Spoilers for Mad Max: Fury Road


Jessica Jones has been out for two days and already you can find fan fiction of her and her rapist as a couple. Dig a little deeper and you can see real people say that they love Kilgrave. Love him.

For those of you who don’t know, Netflix’s Jessica Jones series is a Marvel show about a former superhero (Jessica) becoming a private detective and tracking down the man who imprisoned and raped her (Kilgrave). The show deals with the themes of rape, abuse, and PTSD in a way that is by no means easy to watch.

I haven’t watched it. I have no intention of watching it. Thanks to guides such as this one however, I could if I really wanted to. 

The thing is, I understand that for some people stories about overcoming the traumatic experience of rape is important. As a Creative Writing student, I am aware that sometimes we write what is uncomfortable in order to understand it or to educate others.

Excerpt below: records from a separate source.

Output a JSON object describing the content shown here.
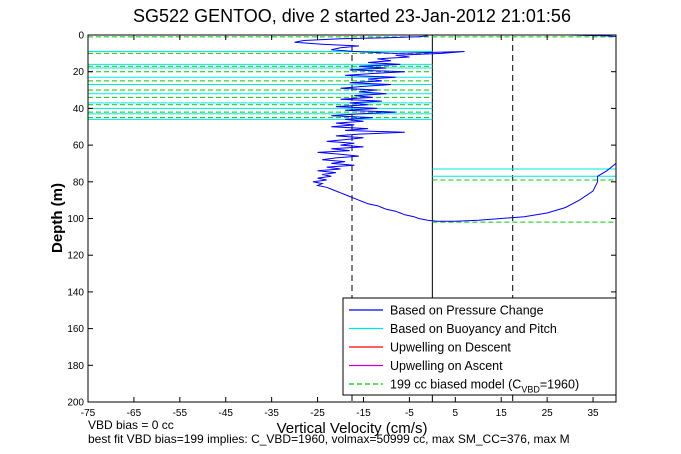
{
  "chart_data": {
    "type": "line",
    "title": "SG522 GENTOO, dive 2 started 23-Jan-2012 21:01:56",
    "xlabel": "Vertical Velocity (cm/s)",
    "ylabel": "Depth (m)",
    "xlim": [
      -75,
      40
    ],
    "ylim": [
      200,
      0
    ],
    "y_reversed": true,
    "grid": false,
    "legend_position": "bottom-right",
    "xticks": [
      "-75",
      "-65",
      "-55",
      "-45",
      "-35",
      "-25",
      "-15",
      "-5",
      "5",
      "15",
      "25",
      "35"
    ],
    "xtick_values": [
      -75,
      -65,
      -55,
      -45,
      -35,
      -25,
      -15,
      -5,
      5,
      15,
      25,
      35
    ],
    "yticks": [
      "0",
      "20",
      "40",
      "60",
      "80",
      "100",
      "120",
      "140",
      "160",
      "180",
      "200"
    ],
    "ytick_values": [
      0,
      20,
      40,
      60,
      80,
      100,
      120,
      140,
      160,
      180,
      200
    ],
    "reference_lines_x": [
      0
    ],
    "reference_lines_x_dashed": [
      -17.5,
      17.5
    ],
    "notes": [
      "VBD bias = 0 cc",
      "best fit VBD bias=199 implies: C_VBD=1960, volmax=50999 cc, max SM_CC=376, max M"
    ],
    "legend": [
      {
        "label": "Based on Pressure Change",
        "color": "#0000ff",
        "style": "solid"
      },
      {
        "label": "Based on Buoyancy and Pitch",
        "color": "#00e6e6",
        "style": "solid"
      },
      {
        "label": "Upwelling on Descent",
        "color": "#ff0000",
        "style": "solid"
      },
      {
        "label": "Upwelling on Ascent",
        "color": "#cc00cc",
        "style": "solid"
      },
      {
        "label_prefix": "199 cc biased model (C",
        "label_sub": "VBD",
        "label_suffix": "=1960)",
        "color": "#00cc00",
        "style": "dashed"
      }
    ],
    "series": [
      {
        "name": "Based on Pressure Change",
        "color": "#0000ff",
        "points": [
          [
            -1,
            0.5
          ],
          [
            -3,
            1
          ],
          [
            -10,
            1.5
          ],
          [
            -20,
            2
          ],
          [
            -28,
            3
          ],
          [
            -30,
            4
          ],
          [
            -24,
            5
          ],
          [
            -16,
            6
          ],
          [
            -20,
            7
          ],
          [
            -22,
            8
          ],
          [
            -17,
            9
          ],
          [
            -8,
            10
          ],
          [
            7,
            9
          ],
          [
            2,
            10
          ],
          [
            -8,
            11
          ],
          [
            -5,
            12
          ],
          [
            -12,
            13
          ],
          [
            -9,
            14
          ],
          [
            -14,
            15
          ],
          [
            -7,
            16
          ],
          [
            -16,
            17
          ],
          [
            -10,
            18
          ],
          [
            -18,
            19
          ],
          [
            -6,
            20
          ],
          [
            -13,
            21
          ],
          [
            -19,
            22
          ],
          [
            -8,
            23
          ],
          [
            -14,
            24
          ],
          [
            -11,
            25
          ],
          [
            -18,
            26
          ],
          [
            -9,
            27
          ],
          [
            -15,
            28
          ],
          [
            -20,
            29
          ],
          [
            -12,
            30
          ],
          [
            -16,
            31
          ],
          [
            -10,
            32
          ],
          [
            -17,
            33
          ],
          [
            -13,
            34
          ],
          [
            -20,
            35
          ],
          [
            -11,
            36
          ],
          [
            -18,
            37
          ],
          [
            -14,
            38
          ],
          [
            -21,
            39
          ],
          [
            -12,
            40
          ],
          [
            -19,
            41
          ],
          [
            -8,
            42
          ],
          [
            -16,
            43
          ],
          [
            -22,
            44
          ],
          [
            -13,
            45
          ],
          [
            -19,
            46
          ],
          [
            -15,
            47
          ],
          [
            -21,
            48
          ],
          [
            -17,
            49
          ],
          [
            -22,
            50
          ],
          [
            -14,
            51
          ],
          [
            -19,
            52
          ],
          [
            -6,
            53
          ],
          [
            -16,
            54
          ],
          [
            -21,
            55
          ],
          [
            -15,
            56
          ],
          [
            -19,
            57
          ],
          [
            -23,
            58
          ],
          [
            -17,
            59
          ],
          [
            -20,
            60
          ],
          [
            -15,
            61
          ],
          [
            -22,
            62
          ],
          [
            -18,
            63
          ],
          [
            -25,
            64
          ],
          [
            -20,
            65
          ],
          [
            -16,
            66
          ],
          [
            -21,
            67
          ],
          [
            -24,
            68
          ],
          [
            -19,
            69
          ],
          [
            -22,
            70
          ],
          [
            -17,
            71
          ],
          [
            -23,
            72
          ],
          [
            -20,
            73
          ],
          [
            -25,
            74
          ],
          [
            -21,
            75
          ],
          [
            -24,
            76
          ],
          [
            -22,
            77
          ],
          [
            -25,
            78
          ],
          [
            -23,
            79
          ],
          [
            -26,
            80
          ],
          [
            -24,
            81
          ],
          [
            -25,
            82
          ],
          [
            -23,
            83
          ],
          [
            -22,
            84
          ],
          [
            -21,
            85
          ],
          [
            -20,
            86
          ],
          [
            -19,
            87
          ],
          [
            -18,
            88
          ],
          [
            -17,
            89
          ],
          [
            -16,
            90
          ],
          [
            -15,
            91
          ],
          [
            -14,
            92
          ],
          [
            -12,
            93
          ],
          [
            -11,
            94
          ],
          [
            -10,
            95
          ],
          [
            -8,
            96
          ],
          [
            -7,
            97
          ],
          [
            -6,
            98
          ],
          [
            -4,
            99
          ],
          [
            -3,
            100
          ],
          [
            -1,
            101
          ],
          [
            1,
            101.5
          ],
          [
            5,
            101.5
          ],
          [
            10,
            101
          ],
          [
            15,
            100
          ],
          [
            20,
            99
          ],
          [
            25,
            97
          ],
          [
            29,
            94
          ],
          [
            32,
            90
          ],
          [
            35,
            85
          ],
          [
            36,
            80
          ],
          [
            36,
            77
          ],
          [
            38,
            74
          ],
          [
            40,
            70
          ]
        ]
      },
      {
        "name": "Based on Pressure Change (surface)",
        "color": "#0000ff",
        "points": [
          [
            30,
            0
          ],
          [
            33,
            0.2
          ],
          [
            36,
            0.3
          ],
          [
            38,
            0.5
          ],
          [
            40,
            0.8
          ]
        ]
      }
    ],
    "buoyancy_segments": [
      {
        "x": [
          -75,
          0
        ],
        "y": 0
      },
      {
        "x": [
          -75,
          0
        ],
        "y": 9
      },
      {
        "x": [
          -75,
          0
        ],
        "y": 16
      },
      {
        "x": [
          -75,
          0
        ],
        "y": 18
      },
      {
        "x": [
          -75,
          0
        ],
        "y": 23
      },
      {
        "x": [
          -75,
          0
        ],
        "y": 27
      },
      {
        "x": [
          -75,
          0
        ],
        "y": 32
      },
      {
        "x": [
          -75,
          0
        ],
        "y": 37
      },
      {
        "x": [
          -75,
          0
        ],
        "y": 40
      },
      {
        "x": [
          -75,
          0
        ],
        "y": 43
      },
      {
        "x": [
          -75,
          0
        ],
        "y": 46
      },
      {
        "x": [
          0,
          40
        ],
        "y": 73
      },
      {
        "x": [
          0,
          40
        ],
        "y": 77
      }
    ],
    "model_segments": [
      {
        "x": [
          -75,
          0
        ],
        "y": 1
      },
      {
        "x": [
          -75,
          0
        ],
        "y": 10
      },
      {
        "x": [
          -75,
          0
        ],
        "y": 17
      },
      {
        "x": [
          -75,
          0
        ],
        "y": 20
      },
      {
        "x": [
          -75,
          0
        ],
        "y": 25
      },
      {
        "x": [
          -75,
          0
        ],
        "y": 30
      },
      {
        "x": [
          -75,
          0
        ],
        "y": 34
      },
      {
        "x": [
          -75,
          0
        ],
        "y": 38
      },
      {
        "x": [
          -75,
          0
        ],
        "y": 42
      },
      {
        "x": [
          -75,
          0
        ],
        "y": 45
      },
      {
        "x": [
          0,
          40
        ],
        "y": 1
      },
      {
        "x": [
          0,
          40
        ],
        "y": 79
      },
      {
        "x": [
          0,
          40
        ],
        "y": 102
      }
    ]
  }
}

In general though, I hate rape as a plot device. I think it’s lazy writing used for the shock factor and to add conflict and pain to a story.  Television has this fascination with turning rape into an obstacle for (almost exclusively) female characters to overcome. It’s a punishment for characters who need to be broken down. It makes the audience pity them and then cheer when the characters builds themselves back up again. Rape becomes a tool to empower women in the most absurd way. Characters like Sansa Stark from HBO’s Game of Thrones are needlessly given this plot in the name of “historical realism” so that they can be moulded into something stronger later.

Narratives such as this force away rape and sexual abuse survivors. The shows like Jessica Jones that are meant to show us we can get past this experience often fail to do that. I understand that the writers probably didn’t mean for this. The aim of their show is, I believe, to highlight the topic of PTSD, rape, and sexual violence in a way that doesn’t do a disservice to female characters. My issue is that the show is inconsiderate to the actual survivors it’s trying to talk to.

When it comes down to it, it’s not the characters I care about – it’s rape survivors: It’s the people who have anxiety attacks watching TV shows, or the people who start crying in the cinema because they hadn’t been warned about an upsetting scene. Triggers are horrible things that take a person back to the moment they felt most unsafe and – in the case of anxiety attacks – make you think you’re back in that situation. Your body doesn’t know how to cope. It reacts to a threat that isn’t there and suddenly you can’t breathe properly. Suddenly you’re shaking and your heart is thudding and the tears run thick. Different people react in different ways, but this is not an uncommon experience.

The summer blockbuster Mad Max: Fury Road was a fantastic action film that featured six rape survivors and Max himself in a two hour long car chase. The audience knew that these women were all rape survivors, that’s never made unclear, but the film handles itself in a much better way than Jessica Jones does. Watching Mad Max, I was never afraid for these women. That is to say I never thought that they were going to be raped again and I never genuinely thought they might have to go back to their rapist. The film is about the rapist pursuing his “wives” relentlessly through the desert and yet there is nothing in those 120 minutes that would trigger an anxiety attack. People didn’t come out of the cinema and write guides warning others on how to avoid being triggered. That didn’t happen.

I suspect that’s because it was a story about rape survivors, and not a story about rape. The women escape, support each other and never go back to their rapist. That is a story survivors need to hear.

Jessica Jones is a different matter.

So hearing people say “You should watch Jessica Jones! It’s about rape but-” isn’t enough for me. Sure, it’s good to know that Jessica’s rape wasn’t a cheap shot used to develop her characters, but that doesn’t make the show any easier to stomach. Marvel has a terrible history of refusing to let women be protagonists and I wanted to support this. I really did. But when even non-survivors are warning others of the content of this show, I know it’s not safe. Jessica Jones is too upsetting for those triggered by rape and it’s as simple as that. No matter how good a show is, no matter how much I want to support a female protagonist, it’s not worth the constant state of fear that will come with watching this show.

I’m faced with the next few weeks of watching my Tumblr dash, Twitter timeline, and Facebook feed all react to this show and recommend it to each other. Every post will remind me of myself. Every tweet will exhaust me. There are ways of writing about characters who have been raped without triggering a rape survivor. Jessica Jones doesn’t do this. All I can do – all any survivor can do – is wait for the hype to die down.

Until then, I’ll be rewatching Mad Max.